Top changes made by Urban Indians specifically due to concern for climate change

59% urban Indians claim to have made changes around how much water they use in their homes (cutting down on wastage); 52% claim they are consciously making changes around usage of energy in their homes (using energy saving products and avoiding wastage of electricity); 46% Indians have carried out changes around food they buy (choosing organic); 45% are recycling products; 44% have made changes around technology and electronic products (energy saving devices with lesser carbon footprint); 43% have made changes around their choice of home appliances and are increasingly reusing products. 

About the Study

These are the results of an Ipsos survey conducted on the Global Advisor online platform among 19,964 adults aged 18-74 in the United States, Canada, Malaysia, South Africa, and Turkey, and 16-74 in 23 other countries. The survey was fielded between October 25 and November 8, 2019. 

The sample consists of approximately 1,000 individuals in each of Australia, Brazil, Canada, China (mainland), France, Germany, India, Italy, Japan, Spain, Great Britain and the U.S., and 500 individuals in each of Argentina, Belgium, Chile, Hungary, Malaysia, Mexico, the Netherlands, New Zealand, Peru, Poland, Russia, Saudi Arabia, South Korea, South Africa, Sweden and Turkey.

The samples in Argentina, Australia, Belgium, Canada, France, Germany, Great Britain, Hungary, Italy, Japan, the Netherlands, New Zealand, Poland, South Korea, Spain, Sweden, and the U.S. can be taken as representative of these countries’ general adult population under the age of 75.

The samples in Brazil, Chile, China (mainland), India, Malaysia, Mexico, Peru, Russia, Saudi Arabia, South Africa, and Turkey are more urban, more educated, and/or more affluent than the general population.
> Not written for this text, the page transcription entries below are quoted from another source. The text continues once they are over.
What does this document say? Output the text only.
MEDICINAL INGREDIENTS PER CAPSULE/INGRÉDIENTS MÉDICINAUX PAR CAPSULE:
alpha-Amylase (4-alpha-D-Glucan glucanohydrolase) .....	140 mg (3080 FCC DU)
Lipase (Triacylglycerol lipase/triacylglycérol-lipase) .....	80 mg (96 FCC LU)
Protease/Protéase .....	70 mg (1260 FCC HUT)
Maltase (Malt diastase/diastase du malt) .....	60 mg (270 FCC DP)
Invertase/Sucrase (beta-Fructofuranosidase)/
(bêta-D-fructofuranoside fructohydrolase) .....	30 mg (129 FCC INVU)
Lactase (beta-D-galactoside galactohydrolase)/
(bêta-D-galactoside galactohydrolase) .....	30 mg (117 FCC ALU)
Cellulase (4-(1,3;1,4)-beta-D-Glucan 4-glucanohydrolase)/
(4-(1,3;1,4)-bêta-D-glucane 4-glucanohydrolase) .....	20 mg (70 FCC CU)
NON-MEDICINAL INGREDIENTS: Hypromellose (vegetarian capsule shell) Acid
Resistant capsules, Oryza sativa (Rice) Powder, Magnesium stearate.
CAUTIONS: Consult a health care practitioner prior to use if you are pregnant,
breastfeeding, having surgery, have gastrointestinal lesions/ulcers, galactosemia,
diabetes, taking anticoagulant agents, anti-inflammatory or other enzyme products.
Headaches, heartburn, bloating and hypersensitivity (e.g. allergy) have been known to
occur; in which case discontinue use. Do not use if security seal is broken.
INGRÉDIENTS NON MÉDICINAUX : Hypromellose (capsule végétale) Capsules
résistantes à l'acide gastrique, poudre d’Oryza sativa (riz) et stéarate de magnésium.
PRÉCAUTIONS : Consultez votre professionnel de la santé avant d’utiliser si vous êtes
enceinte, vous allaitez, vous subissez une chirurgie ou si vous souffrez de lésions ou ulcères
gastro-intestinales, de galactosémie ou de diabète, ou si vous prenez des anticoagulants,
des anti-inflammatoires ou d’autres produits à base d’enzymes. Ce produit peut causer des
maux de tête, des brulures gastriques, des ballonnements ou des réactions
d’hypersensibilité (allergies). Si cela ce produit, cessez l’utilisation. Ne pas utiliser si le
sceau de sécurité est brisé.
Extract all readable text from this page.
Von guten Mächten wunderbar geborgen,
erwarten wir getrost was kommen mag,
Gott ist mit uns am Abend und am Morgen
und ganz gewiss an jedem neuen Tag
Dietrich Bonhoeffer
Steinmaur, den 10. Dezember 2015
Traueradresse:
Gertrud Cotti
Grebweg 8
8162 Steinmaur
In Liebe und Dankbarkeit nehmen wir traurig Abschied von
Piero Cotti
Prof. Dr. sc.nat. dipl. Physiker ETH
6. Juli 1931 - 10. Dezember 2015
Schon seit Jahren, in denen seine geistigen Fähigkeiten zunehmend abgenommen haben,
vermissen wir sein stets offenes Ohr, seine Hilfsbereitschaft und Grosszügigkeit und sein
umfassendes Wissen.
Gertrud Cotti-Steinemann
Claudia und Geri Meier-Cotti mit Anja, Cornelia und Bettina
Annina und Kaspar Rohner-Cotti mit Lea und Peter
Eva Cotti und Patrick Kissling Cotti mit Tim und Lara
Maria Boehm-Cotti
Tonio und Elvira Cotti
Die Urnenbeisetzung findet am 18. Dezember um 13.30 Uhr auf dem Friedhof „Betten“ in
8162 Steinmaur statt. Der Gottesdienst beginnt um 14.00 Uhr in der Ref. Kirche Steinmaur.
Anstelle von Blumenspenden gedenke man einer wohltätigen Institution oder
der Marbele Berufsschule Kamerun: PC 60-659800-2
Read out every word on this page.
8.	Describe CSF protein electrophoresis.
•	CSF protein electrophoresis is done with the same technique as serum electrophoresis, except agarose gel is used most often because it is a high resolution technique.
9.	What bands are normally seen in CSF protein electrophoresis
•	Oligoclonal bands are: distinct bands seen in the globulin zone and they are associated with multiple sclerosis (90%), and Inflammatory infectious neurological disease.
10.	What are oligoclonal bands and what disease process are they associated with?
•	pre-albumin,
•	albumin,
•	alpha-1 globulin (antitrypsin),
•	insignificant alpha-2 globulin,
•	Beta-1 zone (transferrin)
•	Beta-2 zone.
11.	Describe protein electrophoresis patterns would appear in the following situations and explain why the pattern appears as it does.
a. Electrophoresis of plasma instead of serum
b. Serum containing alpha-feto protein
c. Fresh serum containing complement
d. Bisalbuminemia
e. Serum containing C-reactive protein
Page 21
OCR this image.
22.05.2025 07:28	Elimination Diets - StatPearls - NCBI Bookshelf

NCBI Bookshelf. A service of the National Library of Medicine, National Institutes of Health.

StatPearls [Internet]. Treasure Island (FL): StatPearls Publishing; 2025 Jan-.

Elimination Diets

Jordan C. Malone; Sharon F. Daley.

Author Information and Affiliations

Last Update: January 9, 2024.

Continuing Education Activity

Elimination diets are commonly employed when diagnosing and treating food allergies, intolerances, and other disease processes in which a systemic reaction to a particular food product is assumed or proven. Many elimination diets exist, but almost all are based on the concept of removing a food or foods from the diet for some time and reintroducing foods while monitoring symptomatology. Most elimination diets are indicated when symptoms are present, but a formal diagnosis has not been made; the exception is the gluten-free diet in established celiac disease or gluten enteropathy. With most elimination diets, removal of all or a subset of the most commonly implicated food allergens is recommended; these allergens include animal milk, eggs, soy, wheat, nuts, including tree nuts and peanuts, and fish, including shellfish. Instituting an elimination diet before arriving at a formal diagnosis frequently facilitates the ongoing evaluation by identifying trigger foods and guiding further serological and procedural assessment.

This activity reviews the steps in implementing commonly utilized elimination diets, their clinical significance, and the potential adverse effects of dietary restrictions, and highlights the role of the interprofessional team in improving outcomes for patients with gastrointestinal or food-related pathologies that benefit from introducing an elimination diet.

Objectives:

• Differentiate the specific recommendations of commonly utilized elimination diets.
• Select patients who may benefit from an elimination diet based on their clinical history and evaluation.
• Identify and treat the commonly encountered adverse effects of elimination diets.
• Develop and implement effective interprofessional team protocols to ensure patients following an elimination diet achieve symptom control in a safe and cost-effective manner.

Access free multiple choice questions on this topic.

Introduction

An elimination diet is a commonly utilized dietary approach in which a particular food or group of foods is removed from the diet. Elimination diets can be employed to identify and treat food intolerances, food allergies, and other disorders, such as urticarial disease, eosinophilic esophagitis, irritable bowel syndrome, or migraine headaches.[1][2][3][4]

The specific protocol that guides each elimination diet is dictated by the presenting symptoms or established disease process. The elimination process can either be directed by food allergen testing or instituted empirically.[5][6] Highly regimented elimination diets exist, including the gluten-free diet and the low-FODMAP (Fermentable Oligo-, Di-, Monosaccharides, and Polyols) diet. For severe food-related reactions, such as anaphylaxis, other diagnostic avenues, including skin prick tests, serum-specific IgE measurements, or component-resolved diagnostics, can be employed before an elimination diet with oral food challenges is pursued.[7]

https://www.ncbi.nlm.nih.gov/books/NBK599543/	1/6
The survey results for these countries should be viewed as reflecting the views of the more “connected” segment of these populations.

The data is weighted so that each country’s sample composition best reflects the demographic profile of the adult population according to the most recent census data. 

Where results do not sum to 100 or the ‘difference’ appears to be +/-1 more/less than the actual, this may be due to rounding, multiple responses or the exclusion of don't knows or not stated responses.

The precision of Ipsos online polls are calculated using a credibility interval with a poll of 1,000 accurate to +/- 3.5 percentage points and of 500 accurate to +/- 4.8 percentage points.